The golden age of content marketing is over. A new era has begun: those who don't use AI fall behind — those who use only AI disappear in the noise.


The big paradox

In 2023, it was still revolutionary if a blog post was written by ChatGPT. In 2026, this is the default. ~70% of LinkedIn posts are AI-assisted, ~50% of marketing blogs are partially or fully AI-generated, and an estimated 40% of Google-indexed web content was created by AI.

The paradox: the more people use AI, the less valuable generic AI content becomes. If everyone uses the same tools and the same prompts, the result is uniform, characterless content noise.

The question is no longer "should I use AI in content production" — but how do I use it to stand out.


1. The three AI content tiers

Tier 1 — Generic prompt → generic output

The most common usage: "Write a 1000-word blog post about topic X." The result:

  • Correct language
  • Superficial content
  • "AI sound" (overly structured, too many bullet points, formulaic conclusion)
  • Identical structure to 5 other articles

Business value: low. Increasingly penalized in SEO (Google EEAT, Helpful Content Update).

Tier 2 — Structured prompt + brand context

The professional usage:

  • Detailed brand voice description (tone, vocabulary, words to avoid)
  • Specific target audience (persona, language level, pain points)
  • Source material (proprietary data, research, case studies)
  • Iterative refinement (3–5 rounds of editing)

Business value: medium-high. The content is recognizably the brand's, contextually relevant, but still has an "AI smell" if you read carefully.

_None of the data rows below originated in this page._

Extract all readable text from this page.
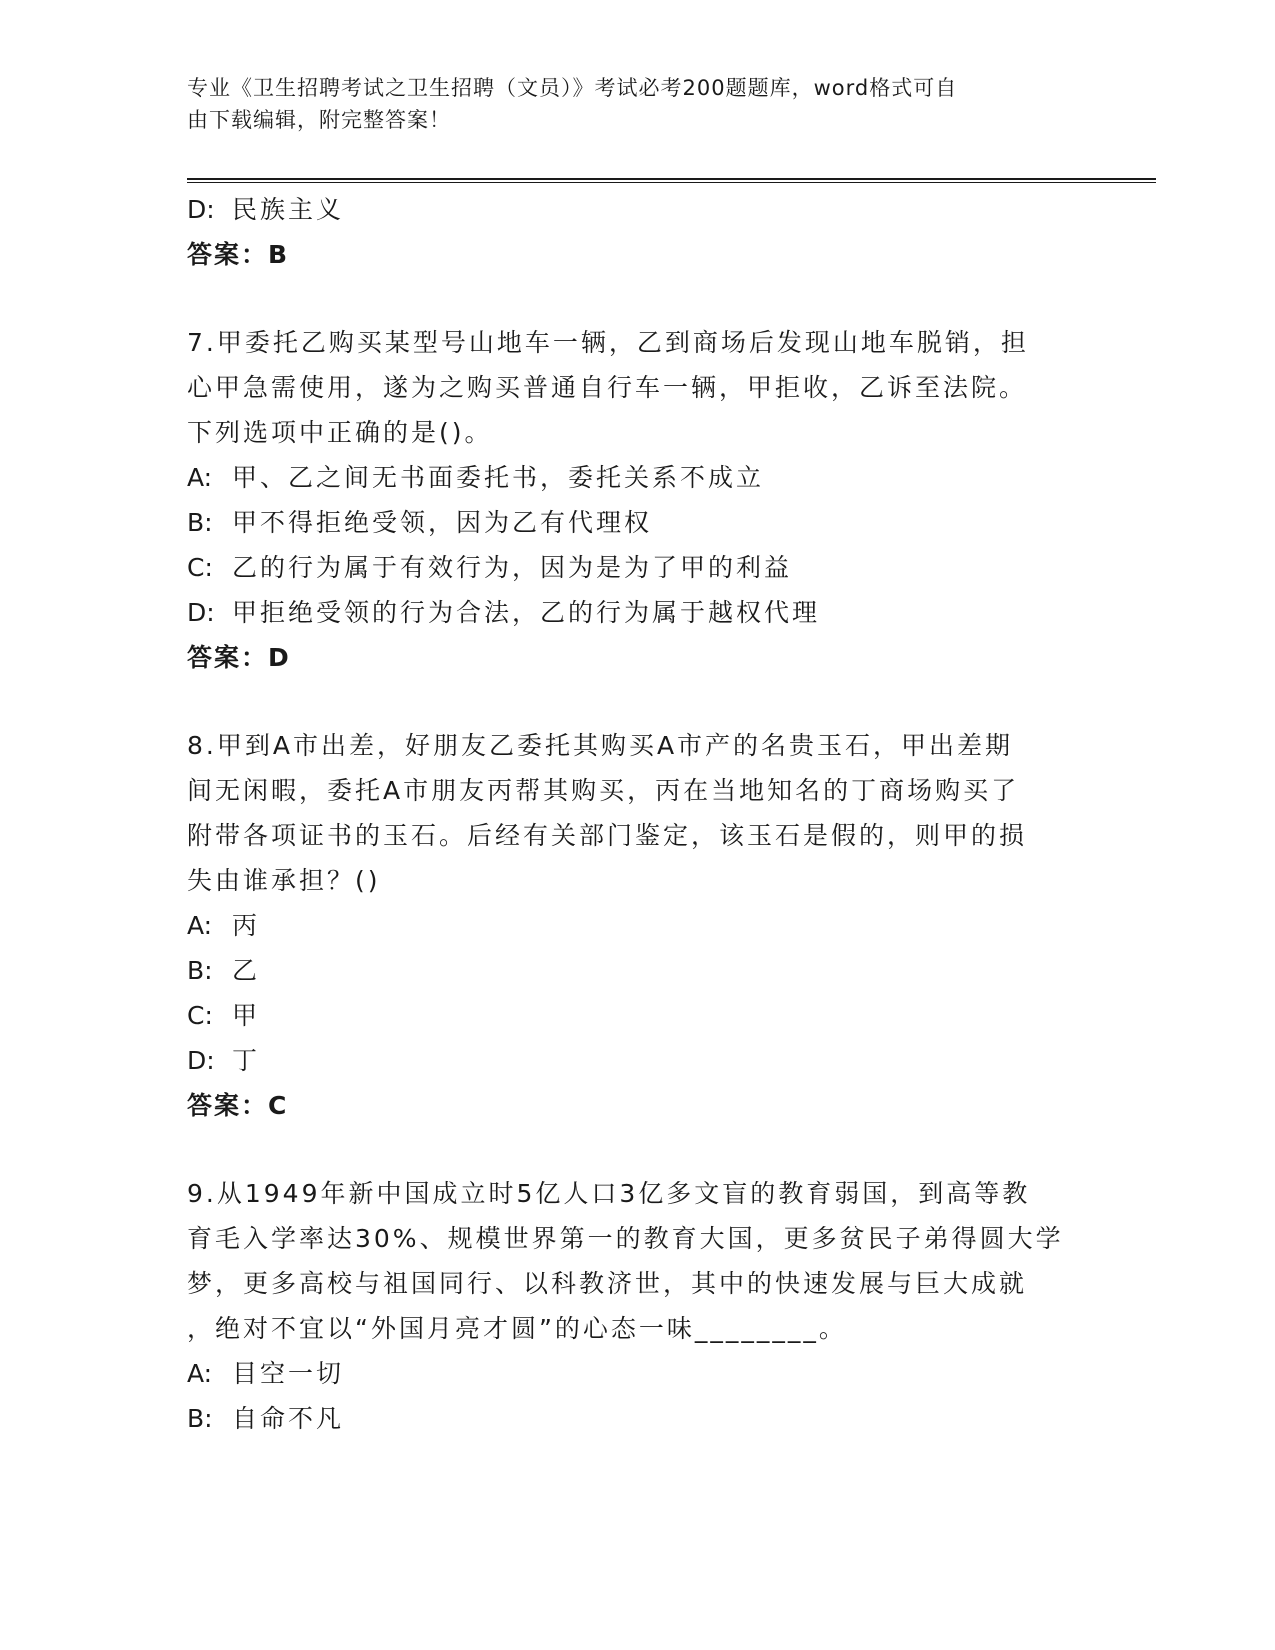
专业《卫生招聘考试之卫生招聘（文员）》考试必考200题题库，word格式可自
由下载编辑，附完整答案！
D: 民族主义
答案：B
7.甲委托乙购买某型号山地车一辆，乙到商场后发现山地车脱销，担
心甲急需使用，遂为之购买普通自行车一辆，甲拒收，乙诉至法院。
下列选项中正确的是()。
A: 甲、乙之间无书面委托书，委托关系不成立
B: 甲不得拒绝受领，因为乙有代理权
C: 乙的行为属于有效行为，因为是为了甲的利益
D: 甲拒绝受领的行为合法，乙的行为属于越权代理
答案：D
8.甲到A市出差，好朋友乙委托其购买A市产的名贵玉石，甲出差期
间无闲暇，委托A市朋友丙帮其购买，丙在当地知名的丁商场购买了
附带各项证书的玉石。后经有关部门鉴定，该玉石是假的，则甲的损
失由谁承担？()
A: 丙
B: 乙
C: 甲
D: 丁
答案：C
9.从1949年新中国成立时5亿人口3亿多文盲的教育弱国，到高等教
育毛入学率达30%、规模世界第一的教育大国，更多贫民子弟得圆大学
梦，更多高校与祖国同行、以科教济世，其中的快速发展与巨大成就
，绝对不宜以“外国月亮才圆”的心态一味________。
A: 目空一切
B: 自命不凡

Tier 3 — AI as creative partner, not ghost-writer

The competitive-advantage usage:

  • AI researches, drafts, offers alternatives — but doesn't write the final text
  • The human adds interviews, original thoughts, personal examples
  • AI edits, optimizes, translates — but the voice is human
  • The process is hybrid: AI for speed, human for uniqueness

Business value: maximum. The reader doesn't sense the AI — only that you communicate faster, more, better than before.


2. Text generation in 2026

The three categories

1. Mass content

  • Product descriptions, meta descriptions, category copy
  • Social media post variants
  • Email subject lines for A/B testing
  • AI level: 90% AI, 10% editing. Immediate ROI.

2. Editorial content

  • Blog posts, articles, newsletters
  • Whitepapers, case studies
  • LinkedIn articles, thought leadership
  • AI level: 50–70% AI draft, 30–50% human editing and personal input. This is the "sweet spot".

3. Signature content (signed, personal)

  • Executive blog, personal opinion, controversial posts
  • Original research, interviews, reports
  • AI level: max 20% AI (research, proofreading). The rest is human.

The mistake: doing everything Tier 1 style. The reader gets used to it and starts perceiving all your content as noise.

The brand voice problem

Most AI content sounds the same. Why? Because the same few LLMs write it with the same default style settings.

The solution: brand voice document. A 2–3 page document that you attach to every prompt:

  • Tone: formal / informal / playful / professional? With concrete sample sentences.
  • Vocabulary: which are your favorite words, what do you avoid?
  • Sentence structure: short and snappy? Long and explanatory? Mixed?
  • Taboos: what do you never say? (e.g. you don't promise guarantees, don't disparage competitors)
  • Examples: 5–10 of your own text excerpts marked as "this is how our brand sounds"

The result: AI writes in your voice, not in its default. That is the competitive edge.

Long content: the LLM weak spot

LLMs are good at short text. With long (3000+ word) content:

  • Logic fragments (forgets paragraph 1 by paragraph 10)
  • Examples repeat
  • Style becomes monotonous
  • Structure becomes formulaic ("Intro → 5 points → Conclusion")

Best practice in 2026:

  1. Use AI to create a draft (chapter titles, key ideas)
  2. Generate chapter by chapter — fresh context for each
  3. Human review per chapter, not at the end
  4. Unique examples and personal anecdotes inserted manually
  5. Final pass with AI (style, spelling, coherence)

3. Image generation: the visual revolution

The model market in 2026

Model Strength Weakness
Midjourney v7Artistic style, photorealismHard to control precisely
DALL·E 4Text accuracy, integrationConservative composition
Stable Diffusion XL / 4Open source, fine-tuningSetup-heavy
FluxPhotorealism, hand anatomyNewer, smaller community
Ideogram 2.0Accurate text on imagesLess artistic
Adobe FireflyRights-clean, commercialMore restrained style

What changed since 2023?

  • Hand problem solved (the 6-finger era is over)
  • Text on image works (logos, captions, posters)
  • Consistent characters (same person across multiple images — character reference)
  • Style transfer (generate new images from a reference)
  • Inpainting/outpainting (extending an image, rewriting details)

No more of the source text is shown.